Revenue generated by the ACC conference championship game decreased from 2005 to 2006, a development that left outgoing University of North Carolina chancellor James Moeser unimpressed with the financial payoff from expansion.

"There was a financial concern, and [the expansion] has not been an enormous benefit," said Moeser, who stepped down June 30 after eight years. "Certainly, it has done no damage. It has been positive, but not overwhelmingly."
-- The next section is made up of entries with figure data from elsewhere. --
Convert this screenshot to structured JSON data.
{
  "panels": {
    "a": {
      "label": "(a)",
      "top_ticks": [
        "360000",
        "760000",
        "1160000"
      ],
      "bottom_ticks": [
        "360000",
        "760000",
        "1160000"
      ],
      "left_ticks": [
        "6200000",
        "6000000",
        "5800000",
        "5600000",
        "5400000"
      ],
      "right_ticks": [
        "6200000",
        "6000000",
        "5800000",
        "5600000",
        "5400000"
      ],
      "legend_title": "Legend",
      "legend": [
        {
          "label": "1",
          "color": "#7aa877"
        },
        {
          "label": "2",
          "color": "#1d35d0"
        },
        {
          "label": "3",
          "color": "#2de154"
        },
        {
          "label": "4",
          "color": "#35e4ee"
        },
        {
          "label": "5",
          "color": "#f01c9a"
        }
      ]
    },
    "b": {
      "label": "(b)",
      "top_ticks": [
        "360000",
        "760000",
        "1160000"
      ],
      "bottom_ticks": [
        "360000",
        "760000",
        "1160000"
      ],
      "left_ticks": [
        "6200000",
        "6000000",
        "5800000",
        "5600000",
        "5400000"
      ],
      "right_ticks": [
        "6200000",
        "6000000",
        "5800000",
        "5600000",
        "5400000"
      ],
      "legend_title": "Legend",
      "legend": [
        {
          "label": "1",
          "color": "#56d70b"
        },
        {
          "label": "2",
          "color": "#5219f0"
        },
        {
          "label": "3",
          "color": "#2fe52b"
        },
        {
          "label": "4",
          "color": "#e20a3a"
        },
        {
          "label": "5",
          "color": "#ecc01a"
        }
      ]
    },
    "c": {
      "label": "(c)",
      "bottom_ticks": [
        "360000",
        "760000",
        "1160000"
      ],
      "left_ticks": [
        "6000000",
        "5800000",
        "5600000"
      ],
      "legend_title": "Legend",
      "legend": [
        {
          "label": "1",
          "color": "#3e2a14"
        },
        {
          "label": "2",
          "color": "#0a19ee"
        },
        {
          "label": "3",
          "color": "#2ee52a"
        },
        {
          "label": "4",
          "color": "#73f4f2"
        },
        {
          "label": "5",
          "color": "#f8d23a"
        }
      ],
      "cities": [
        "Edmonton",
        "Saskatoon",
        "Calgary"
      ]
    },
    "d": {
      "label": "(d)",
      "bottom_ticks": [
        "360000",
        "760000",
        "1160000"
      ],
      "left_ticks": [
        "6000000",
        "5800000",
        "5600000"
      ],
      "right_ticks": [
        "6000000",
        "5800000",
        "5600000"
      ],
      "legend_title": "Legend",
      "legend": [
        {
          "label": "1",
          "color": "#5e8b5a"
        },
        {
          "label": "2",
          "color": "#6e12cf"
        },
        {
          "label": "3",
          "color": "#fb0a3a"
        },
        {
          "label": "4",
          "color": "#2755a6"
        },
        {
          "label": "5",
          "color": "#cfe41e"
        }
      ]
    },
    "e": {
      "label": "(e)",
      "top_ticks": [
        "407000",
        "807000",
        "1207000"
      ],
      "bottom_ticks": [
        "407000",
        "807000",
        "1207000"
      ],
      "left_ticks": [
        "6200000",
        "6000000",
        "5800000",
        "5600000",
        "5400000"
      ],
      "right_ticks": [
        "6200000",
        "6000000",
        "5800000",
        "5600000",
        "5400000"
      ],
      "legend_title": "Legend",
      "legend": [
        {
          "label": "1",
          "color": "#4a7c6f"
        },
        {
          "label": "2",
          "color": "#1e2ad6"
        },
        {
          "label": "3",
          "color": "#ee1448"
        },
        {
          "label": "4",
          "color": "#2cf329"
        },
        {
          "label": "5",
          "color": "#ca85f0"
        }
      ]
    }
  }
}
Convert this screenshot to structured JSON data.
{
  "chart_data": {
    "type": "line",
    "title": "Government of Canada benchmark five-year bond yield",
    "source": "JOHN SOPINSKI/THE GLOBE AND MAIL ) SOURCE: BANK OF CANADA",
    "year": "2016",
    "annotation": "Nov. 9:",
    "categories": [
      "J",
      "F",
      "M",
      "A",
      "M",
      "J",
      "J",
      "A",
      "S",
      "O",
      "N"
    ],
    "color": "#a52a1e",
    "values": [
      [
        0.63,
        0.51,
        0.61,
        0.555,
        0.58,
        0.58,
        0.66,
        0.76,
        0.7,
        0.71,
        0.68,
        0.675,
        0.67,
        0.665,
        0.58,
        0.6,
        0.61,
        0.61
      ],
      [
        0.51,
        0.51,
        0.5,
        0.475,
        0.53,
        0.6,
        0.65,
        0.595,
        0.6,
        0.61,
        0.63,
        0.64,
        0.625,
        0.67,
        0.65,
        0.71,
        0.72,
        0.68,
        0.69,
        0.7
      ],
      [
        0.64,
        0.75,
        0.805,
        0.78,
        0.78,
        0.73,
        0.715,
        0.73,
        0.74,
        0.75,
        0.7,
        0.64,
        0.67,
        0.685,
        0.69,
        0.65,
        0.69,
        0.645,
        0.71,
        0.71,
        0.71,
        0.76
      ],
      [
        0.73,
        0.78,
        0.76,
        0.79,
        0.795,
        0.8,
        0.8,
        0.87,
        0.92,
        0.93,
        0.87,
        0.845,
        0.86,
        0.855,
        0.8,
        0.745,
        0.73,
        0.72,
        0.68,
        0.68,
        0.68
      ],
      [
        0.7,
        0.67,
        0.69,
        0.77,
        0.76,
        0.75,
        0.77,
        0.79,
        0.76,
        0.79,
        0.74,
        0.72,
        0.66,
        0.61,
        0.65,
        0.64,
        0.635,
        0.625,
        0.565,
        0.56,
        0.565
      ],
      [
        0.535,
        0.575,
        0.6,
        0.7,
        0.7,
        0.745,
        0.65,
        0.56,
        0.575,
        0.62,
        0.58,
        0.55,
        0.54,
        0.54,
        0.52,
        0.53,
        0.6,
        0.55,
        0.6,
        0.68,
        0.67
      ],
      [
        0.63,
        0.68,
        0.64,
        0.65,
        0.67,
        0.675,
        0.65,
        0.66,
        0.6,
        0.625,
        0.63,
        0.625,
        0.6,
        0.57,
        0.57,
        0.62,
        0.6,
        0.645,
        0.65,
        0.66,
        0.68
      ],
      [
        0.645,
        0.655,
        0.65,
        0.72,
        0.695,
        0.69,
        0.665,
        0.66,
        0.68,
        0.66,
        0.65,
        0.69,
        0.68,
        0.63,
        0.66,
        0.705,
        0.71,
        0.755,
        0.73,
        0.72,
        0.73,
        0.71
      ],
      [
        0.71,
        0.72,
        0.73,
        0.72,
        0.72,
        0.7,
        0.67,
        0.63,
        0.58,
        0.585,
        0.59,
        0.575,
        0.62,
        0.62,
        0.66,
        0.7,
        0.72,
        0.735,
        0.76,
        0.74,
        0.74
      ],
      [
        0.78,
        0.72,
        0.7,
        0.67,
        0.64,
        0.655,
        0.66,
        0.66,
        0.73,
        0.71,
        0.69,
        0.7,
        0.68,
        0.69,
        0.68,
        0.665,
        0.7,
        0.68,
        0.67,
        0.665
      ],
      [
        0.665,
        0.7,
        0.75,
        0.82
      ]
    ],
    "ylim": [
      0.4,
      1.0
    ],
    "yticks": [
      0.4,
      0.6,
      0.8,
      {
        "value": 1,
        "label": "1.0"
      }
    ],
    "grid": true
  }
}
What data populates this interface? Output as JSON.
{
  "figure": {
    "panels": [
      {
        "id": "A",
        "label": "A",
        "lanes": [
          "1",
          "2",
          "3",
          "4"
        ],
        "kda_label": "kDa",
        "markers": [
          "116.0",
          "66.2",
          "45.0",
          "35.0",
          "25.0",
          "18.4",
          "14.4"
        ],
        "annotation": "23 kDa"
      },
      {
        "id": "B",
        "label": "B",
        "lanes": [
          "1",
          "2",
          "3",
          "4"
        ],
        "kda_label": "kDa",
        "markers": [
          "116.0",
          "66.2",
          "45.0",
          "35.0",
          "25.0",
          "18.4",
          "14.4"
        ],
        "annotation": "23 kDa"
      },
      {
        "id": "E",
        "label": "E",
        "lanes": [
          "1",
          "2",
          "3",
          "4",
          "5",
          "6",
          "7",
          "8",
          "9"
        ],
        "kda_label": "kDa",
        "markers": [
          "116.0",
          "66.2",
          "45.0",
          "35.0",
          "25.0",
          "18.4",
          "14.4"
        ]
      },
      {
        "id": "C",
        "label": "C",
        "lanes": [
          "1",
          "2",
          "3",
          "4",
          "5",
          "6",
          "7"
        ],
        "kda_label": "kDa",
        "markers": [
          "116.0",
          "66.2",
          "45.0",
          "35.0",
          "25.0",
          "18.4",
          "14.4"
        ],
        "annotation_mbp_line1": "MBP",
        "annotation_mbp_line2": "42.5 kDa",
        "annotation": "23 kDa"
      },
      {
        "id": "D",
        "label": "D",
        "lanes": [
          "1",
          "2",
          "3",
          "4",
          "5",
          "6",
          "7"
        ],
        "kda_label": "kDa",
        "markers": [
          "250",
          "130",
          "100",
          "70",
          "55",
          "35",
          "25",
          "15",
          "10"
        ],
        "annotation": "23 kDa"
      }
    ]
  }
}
Meantime, the Big East has experienced a broader range of success, especially considering the condition it was left in after losing three of its most competitive football schools to the ACC.

The Big East was regarded as a fragile entity ready to crumble following the departure of Miami, Virginia Tech and Boston College; "close to extinction," as Big East Commissioner Mike Tranghese described the conventional wisdom of the time. Instead, the Big East fought back with an aggressive expansion of its own that in some ways has trumped the ACC's growth.

"We ignored" comments about the Big East's demise, Tranghese said. "We couldn't sit there and whine about it. We had to focus on rebuilding. And then we had to win."

A Boost for the Hokies

Confined to a recliner in his Blacksburg home, Virginia Tech Athletic Director Jim Weaver had plenty of time to reflect on the past five years. Nearly two weeks removed from hip surgery, Weaver had limited mobility, but that didn't keep the inflection in his voice from altering pitch as he described his school's still relatively new environment.

"We had longed for the ACC to be our home way back when the league began in 1953," Weaver said in a recent phone interview. "We're just delighted that it finally is."